In British Columbia, casinos were allegedly used by a criminal gang to clean up millions in drug money by “laundering” the money via gambling, police there say. Authorities have now arrested nine people they believe to be part of an illegal racket that laundered millions in drug money through the province’s casinos.

Kevin Hackett British Colombia money laundering

Kevin Hackett, assistant commissioner of British Columbia’s Combined Forces Special Enforcement Unit, has not offered details about how a criminal gang was able to launder millions through the province’s casinos, despite strict AML protocols. (Image: The Canadian Press /Gemma Karstens-Smith)

A year-long investigation by the Combined Forces Special Enforcement Unit (CFSEU) uncovered an expansive criminal network that had its hand in illegal gambling, drug trafficking, loan sharking, kidnapping, and extortion, CFSEU Assistant Commissioner Kevin Hackett said at a news conference this week.

Hackett declined to say which British Columbia casinos had been used to launder the funds or to name any of the suspects, stressing the investigation was ongoing and that more arrests were expected.

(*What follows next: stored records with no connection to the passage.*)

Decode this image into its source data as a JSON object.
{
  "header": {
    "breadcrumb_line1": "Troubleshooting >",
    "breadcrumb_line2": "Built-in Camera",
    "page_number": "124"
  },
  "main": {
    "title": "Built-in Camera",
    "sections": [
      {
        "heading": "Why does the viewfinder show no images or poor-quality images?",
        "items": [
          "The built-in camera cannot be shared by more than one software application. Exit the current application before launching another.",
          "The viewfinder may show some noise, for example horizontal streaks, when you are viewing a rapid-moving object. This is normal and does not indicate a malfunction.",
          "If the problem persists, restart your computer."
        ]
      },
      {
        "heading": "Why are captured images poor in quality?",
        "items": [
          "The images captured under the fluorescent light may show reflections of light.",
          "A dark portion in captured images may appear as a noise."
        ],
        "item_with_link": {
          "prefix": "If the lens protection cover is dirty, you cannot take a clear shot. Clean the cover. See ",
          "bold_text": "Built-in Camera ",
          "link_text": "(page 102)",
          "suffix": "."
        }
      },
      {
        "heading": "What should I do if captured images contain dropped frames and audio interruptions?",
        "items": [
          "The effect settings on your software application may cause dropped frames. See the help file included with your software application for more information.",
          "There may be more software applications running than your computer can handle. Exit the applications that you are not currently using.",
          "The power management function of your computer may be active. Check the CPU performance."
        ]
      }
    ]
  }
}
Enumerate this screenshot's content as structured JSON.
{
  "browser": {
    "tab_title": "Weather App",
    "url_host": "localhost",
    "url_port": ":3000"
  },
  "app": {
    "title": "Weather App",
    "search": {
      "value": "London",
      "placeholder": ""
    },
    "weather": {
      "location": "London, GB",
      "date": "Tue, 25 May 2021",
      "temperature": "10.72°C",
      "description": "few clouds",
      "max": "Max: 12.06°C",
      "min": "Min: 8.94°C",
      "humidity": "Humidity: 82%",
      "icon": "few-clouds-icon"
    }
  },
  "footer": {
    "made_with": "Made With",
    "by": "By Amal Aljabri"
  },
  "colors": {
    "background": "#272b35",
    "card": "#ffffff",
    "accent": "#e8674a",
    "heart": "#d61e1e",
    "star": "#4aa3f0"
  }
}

He did reveal, however, that all the gaming establishments used to launder the money were located in the Lower Mainland region of BC.

“During the investigation, it was apparent there were multiple roles filled by different people (who) enabled or facilitated the organization in laundering large amounts of money through casinos,” he said. “It’s safe to say that we’re looking at millions of dollars being laundered.”

Strict AML Regulations

British Columbia’s casinos are bound by strict anti-money laundering (AML) regulations, which, like many jurisdictions around the world, require staff to report all transactions over a certain threshold. Throughout Canada, CA$10,000 ($7,500) is that threshold. The BC Lottery Corporation, along with FINTRAC, Canada’s financial intelligence agency, are also required to be notified of any transactions even smaller than that threshold that could be regarded as suspicious.

“Given the robust AML procedures in place at BC casinos, we are unaware how this could have taken place, and expect to learn more about their allegations in the near future,” said Peter Goudron, executive director of the B.C. Gaming Industry Association.

Hackett said that CFSEU also raided an illegal gambling house in Richmond, which it believes to have been operated by the same group. A handful of these venues were identified during the course of the investigation, he said, some of which were run out of residential addresses.

“Money laundering, loan sharking and illegal gaming provide an attractive source of income for organized crime,” Hackett said. “Clients who utilize these services need to be aware that often the cash being provided to them is from illegal activity, and that using such services provides financial support to criminals and funds their illegal enterprises and operations.”

Cowboys Casino Hacked Data Posted Online

It’s been a trying week for the Canadian casino industry. On Monday, customer data stolen by hackers a year ago from the Cowboys Casino in Calgary was posted online. A accompanying note warned that the data dump was just the beginning.

“The computer security at cowboys [sic] casino was non-existent and all data was ripe for the taking,” said the hackers. “We asked cowboys casino to fix the holes in their system but our request was ignored for over a year.”